Bottom line: these movies are all about the tropes. Romance readers will recognize many of the themes, character archetypes and plot devices in these comedies. There’s the battle of the sexes, the bet, the big misunderstanding, enemies to lovers, the good girl versus the bad boy, the meet cute and mistaken identities, just to name a few.
Romance readers will also appreciate Day’s heroines. They are independent, feisty, and determined. In The Guardian’s obituary for Doris Day, it was pointed out that “of her film persona in the 60s, the critics Jane Clarke and Diana Simmonds wrote that Day “confronts the male and forces him to modify his attitudes and behaviour. Moreover, saying no to manipulative sexual situations is not the same as clinging to one’s virginity.” The clashing of wills, the heroine holding onto her values, and the impact she has on the hero are found in every romance novel.
With the beautiful costumes, rich romantic fantasy, and zany situations, Doris Day’s bedroom comedies are perfect when searching for light entertainment. If you need a pick-me-up, try Pillow Talk (1959) starring Rock Hudson. It’s the best known, but Day also teamed up with him in Lover Come Back (1961) and Send Me No Flowers (1964). Romance readers would also enjoy That Touch of Mink (1962) starring Cary Grant and Move Over, Darling (1963) with James Garner.

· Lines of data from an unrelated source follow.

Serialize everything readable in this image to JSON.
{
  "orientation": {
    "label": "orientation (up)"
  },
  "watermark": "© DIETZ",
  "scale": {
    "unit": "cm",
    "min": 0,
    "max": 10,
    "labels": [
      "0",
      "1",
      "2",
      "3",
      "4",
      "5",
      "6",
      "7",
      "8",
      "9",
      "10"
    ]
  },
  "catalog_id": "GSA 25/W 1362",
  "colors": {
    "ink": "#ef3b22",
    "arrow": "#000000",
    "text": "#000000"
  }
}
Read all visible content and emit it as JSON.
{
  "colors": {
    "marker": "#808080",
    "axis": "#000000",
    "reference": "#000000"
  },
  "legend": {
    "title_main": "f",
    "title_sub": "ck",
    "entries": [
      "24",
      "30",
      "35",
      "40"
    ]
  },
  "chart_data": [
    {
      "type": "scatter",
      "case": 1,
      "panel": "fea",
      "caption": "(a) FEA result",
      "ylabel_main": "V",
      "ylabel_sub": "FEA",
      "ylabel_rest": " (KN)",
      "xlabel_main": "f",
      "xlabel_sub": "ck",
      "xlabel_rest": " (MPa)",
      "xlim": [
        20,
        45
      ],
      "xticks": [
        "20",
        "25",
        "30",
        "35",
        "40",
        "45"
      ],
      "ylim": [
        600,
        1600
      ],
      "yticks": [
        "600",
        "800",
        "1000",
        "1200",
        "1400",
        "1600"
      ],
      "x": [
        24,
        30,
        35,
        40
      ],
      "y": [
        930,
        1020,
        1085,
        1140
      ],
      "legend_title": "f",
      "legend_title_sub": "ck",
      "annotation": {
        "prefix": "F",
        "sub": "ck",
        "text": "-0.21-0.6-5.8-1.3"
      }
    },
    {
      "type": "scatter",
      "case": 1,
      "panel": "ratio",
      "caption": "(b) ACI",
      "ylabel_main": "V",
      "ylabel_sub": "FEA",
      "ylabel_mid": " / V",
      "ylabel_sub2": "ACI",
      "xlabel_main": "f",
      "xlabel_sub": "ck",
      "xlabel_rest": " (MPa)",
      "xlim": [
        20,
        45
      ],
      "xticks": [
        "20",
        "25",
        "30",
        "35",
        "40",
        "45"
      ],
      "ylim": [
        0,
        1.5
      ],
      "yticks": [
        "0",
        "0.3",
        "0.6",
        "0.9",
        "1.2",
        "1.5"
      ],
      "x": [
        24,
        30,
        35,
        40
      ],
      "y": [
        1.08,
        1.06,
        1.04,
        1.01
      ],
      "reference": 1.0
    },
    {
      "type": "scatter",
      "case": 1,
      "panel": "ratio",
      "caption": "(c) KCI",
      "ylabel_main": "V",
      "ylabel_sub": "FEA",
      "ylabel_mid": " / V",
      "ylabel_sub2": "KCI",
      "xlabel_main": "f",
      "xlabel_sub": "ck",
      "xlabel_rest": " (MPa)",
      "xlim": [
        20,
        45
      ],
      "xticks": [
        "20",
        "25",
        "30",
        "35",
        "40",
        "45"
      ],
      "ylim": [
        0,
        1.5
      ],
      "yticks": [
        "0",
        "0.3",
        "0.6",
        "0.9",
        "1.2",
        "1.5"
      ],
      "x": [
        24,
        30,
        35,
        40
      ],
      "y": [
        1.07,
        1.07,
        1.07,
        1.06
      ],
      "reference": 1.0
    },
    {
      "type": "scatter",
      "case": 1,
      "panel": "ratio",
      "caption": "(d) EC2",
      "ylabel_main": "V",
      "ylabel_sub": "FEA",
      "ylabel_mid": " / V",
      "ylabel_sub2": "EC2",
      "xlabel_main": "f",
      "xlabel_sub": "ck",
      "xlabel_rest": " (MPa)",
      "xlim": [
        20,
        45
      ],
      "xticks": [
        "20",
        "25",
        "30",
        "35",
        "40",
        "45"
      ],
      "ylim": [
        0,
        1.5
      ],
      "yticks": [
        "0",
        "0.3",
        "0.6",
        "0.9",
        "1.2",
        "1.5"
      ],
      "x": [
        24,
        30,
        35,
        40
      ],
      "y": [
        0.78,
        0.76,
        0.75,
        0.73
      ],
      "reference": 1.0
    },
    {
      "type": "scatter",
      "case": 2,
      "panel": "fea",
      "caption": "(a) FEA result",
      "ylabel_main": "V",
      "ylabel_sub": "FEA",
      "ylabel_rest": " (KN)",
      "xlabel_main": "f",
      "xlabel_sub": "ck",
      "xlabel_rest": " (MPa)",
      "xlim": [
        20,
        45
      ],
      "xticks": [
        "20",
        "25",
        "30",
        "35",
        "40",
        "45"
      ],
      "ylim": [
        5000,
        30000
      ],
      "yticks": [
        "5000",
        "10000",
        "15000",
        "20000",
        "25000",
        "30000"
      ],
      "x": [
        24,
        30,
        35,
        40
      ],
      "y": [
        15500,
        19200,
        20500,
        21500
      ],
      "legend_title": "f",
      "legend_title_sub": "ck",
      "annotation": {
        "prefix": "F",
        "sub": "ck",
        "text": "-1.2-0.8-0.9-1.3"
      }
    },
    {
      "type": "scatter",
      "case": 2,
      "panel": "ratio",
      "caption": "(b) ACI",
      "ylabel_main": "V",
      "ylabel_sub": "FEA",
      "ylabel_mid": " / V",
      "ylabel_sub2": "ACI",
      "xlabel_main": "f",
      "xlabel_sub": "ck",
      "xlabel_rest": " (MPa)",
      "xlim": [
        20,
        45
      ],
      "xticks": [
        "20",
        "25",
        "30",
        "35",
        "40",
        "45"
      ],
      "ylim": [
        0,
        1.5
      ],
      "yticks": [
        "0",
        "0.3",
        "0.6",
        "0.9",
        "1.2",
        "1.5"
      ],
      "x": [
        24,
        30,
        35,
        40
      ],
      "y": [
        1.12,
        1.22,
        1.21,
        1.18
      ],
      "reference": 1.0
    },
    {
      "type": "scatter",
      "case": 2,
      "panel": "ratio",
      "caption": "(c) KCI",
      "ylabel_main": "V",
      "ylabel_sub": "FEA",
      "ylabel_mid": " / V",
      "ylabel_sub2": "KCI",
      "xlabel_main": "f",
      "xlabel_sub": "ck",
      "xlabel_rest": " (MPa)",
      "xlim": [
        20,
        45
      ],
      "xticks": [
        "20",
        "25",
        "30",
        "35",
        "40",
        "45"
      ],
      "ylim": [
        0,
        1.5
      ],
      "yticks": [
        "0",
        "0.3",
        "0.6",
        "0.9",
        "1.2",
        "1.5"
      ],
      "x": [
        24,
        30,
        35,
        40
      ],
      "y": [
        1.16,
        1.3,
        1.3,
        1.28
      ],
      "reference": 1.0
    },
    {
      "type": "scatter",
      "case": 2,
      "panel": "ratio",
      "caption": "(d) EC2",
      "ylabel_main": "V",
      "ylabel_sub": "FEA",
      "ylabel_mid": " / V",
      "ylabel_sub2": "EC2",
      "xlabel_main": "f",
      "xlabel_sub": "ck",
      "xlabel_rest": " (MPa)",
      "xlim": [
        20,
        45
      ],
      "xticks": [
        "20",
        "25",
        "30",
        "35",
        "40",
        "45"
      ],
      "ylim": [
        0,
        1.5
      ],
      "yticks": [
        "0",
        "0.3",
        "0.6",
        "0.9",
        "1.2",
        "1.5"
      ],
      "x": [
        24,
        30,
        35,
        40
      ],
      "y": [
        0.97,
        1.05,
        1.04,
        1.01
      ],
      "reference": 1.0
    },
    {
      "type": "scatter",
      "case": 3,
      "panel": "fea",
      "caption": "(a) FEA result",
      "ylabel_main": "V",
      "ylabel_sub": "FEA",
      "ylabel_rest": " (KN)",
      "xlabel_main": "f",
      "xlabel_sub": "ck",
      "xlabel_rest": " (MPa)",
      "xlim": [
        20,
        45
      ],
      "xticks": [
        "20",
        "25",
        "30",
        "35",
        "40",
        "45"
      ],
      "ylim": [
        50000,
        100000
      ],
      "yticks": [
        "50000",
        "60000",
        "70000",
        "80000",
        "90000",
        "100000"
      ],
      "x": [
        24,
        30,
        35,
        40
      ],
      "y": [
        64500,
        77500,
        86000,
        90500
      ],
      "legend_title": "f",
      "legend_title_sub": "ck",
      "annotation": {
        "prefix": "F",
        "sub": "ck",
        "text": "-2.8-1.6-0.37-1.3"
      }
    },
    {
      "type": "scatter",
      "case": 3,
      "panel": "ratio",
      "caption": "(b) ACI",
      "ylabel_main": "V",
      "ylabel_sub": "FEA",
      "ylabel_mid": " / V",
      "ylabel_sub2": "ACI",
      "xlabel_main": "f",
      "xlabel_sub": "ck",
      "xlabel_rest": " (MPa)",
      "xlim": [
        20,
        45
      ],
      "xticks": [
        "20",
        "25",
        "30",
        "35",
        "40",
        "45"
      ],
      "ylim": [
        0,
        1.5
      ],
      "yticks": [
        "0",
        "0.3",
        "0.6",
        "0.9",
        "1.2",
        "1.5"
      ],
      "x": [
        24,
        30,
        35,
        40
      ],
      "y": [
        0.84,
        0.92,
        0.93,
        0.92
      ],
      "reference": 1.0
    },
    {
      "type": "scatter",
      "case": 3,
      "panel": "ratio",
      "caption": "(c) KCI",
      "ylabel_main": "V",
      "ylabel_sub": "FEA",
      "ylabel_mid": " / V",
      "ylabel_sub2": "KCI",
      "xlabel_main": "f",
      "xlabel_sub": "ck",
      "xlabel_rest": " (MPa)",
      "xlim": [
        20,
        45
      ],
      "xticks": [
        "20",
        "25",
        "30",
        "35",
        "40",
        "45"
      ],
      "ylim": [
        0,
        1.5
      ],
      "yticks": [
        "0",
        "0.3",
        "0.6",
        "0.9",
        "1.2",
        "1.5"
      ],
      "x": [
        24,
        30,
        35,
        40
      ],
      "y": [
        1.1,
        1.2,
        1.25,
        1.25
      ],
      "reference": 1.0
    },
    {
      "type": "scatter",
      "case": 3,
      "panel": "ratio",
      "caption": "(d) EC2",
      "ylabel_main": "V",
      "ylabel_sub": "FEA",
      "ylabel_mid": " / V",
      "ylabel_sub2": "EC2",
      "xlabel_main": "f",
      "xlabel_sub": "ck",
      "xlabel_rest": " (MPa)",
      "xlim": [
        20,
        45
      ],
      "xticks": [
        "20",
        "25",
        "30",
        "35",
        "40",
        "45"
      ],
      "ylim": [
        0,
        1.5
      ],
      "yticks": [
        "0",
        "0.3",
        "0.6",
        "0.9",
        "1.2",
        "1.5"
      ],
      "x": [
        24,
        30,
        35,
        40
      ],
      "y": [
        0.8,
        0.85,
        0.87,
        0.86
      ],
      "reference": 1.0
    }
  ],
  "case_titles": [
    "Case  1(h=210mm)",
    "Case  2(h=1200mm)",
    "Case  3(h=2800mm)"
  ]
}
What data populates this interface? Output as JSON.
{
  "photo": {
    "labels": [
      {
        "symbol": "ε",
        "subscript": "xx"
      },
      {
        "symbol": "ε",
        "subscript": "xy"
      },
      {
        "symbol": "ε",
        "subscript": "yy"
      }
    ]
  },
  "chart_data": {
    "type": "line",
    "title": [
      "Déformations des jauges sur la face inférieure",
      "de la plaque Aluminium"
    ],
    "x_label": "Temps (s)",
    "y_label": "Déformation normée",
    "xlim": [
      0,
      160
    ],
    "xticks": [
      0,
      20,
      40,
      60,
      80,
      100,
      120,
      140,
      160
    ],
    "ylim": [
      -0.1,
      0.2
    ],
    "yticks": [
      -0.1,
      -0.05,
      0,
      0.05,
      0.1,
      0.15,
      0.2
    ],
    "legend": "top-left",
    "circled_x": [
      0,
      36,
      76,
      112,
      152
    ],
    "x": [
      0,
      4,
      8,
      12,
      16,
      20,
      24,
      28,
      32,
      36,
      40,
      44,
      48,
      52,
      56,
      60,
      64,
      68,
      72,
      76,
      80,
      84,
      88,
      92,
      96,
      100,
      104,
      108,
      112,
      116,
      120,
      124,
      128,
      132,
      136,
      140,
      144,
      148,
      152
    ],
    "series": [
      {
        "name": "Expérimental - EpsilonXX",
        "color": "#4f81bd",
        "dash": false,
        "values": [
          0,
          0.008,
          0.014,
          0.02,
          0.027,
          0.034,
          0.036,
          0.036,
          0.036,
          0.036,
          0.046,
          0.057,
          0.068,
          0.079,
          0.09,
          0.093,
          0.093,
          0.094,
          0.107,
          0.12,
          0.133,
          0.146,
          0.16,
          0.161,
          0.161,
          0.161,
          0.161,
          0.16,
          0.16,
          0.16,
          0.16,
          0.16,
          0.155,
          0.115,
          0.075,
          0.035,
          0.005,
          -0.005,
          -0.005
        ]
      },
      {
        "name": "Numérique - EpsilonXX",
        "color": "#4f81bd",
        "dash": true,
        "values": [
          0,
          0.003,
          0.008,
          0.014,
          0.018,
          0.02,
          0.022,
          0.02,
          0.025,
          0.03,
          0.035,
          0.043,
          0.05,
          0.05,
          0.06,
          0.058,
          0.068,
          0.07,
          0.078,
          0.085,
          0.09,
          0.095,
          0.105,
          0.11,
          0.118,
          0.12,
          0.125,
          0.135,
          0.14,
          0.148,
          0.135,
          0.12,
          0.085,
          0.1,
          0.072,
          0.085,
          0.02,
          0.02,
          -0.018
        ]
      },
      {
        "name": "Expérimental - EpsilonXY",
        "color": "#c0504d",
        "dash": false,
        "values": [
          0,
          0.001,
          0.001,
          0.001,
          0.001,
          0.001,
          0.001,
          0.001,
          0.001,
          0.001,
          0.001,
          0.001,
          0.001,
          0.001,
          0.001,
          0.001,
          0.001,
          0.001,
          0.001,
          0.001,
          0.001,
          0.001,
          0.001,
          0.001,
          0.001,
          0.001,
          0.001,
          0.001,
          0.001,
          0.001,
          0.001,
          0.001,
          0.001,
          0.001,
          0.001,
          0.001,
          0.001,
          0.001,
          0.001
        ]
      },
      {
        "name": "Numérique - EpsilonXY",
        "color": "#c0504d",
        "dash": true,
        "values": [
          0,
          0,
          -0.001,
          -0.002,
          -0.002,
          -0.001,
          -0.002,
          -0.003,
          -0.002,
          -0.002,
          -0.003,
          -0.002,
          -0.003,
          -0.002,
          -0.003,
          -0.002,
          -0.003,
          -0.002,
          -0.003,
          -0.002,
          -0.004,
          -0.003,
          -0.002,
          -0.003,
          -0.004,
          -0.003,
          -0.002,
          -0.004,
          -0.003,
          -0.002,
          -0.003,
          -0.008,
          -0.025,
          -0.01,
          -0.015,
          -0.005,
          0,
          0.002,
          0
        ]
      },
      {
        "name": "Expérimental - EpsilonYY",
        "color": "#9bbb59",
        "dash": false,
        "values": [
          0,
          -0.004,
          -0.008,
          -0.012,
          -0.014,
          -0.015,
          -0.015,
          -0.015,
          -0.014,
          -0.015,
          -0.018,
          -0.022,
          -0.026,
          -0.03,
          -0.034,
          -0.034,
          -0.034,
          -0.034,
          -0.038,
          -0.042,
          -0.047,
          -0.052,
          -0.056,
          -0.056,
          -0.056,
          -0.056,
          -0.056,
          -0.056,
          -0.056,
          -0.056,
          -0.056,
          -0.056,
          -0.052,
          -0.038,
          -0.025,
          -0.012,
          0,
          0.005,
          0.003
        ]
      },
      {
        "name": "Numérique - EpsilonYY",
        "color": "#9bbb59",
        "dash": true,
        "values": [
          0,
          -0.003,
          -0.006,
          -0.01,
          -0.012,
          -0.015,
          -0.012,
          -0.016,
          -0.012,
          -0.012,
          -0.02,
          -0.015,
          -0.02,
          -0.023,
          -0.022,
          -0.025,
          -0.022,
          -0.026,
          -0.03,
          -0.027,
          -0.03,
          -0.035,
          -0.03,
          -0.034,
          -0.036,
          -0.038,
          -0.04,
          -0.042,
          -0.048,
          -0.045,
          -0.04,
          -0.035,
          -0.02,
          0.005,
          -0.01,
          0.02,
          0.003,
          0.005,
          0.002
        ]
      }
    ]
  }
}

Once you’ve watched a few Doris Day romantic comedies, try Down With Love (2003) starring Renee Zellweger and Ewan McGregor. The Rotten Tomatoes website describes the movie as “a post-modern sex comedy set in the early 1960s centering upon a love affair between a best-selling advice author and a hotshot journalist/playboy.” This tongue-in-cheek homage to the bedroom comedies used most of the beloved tropes and then gave them an updated twist.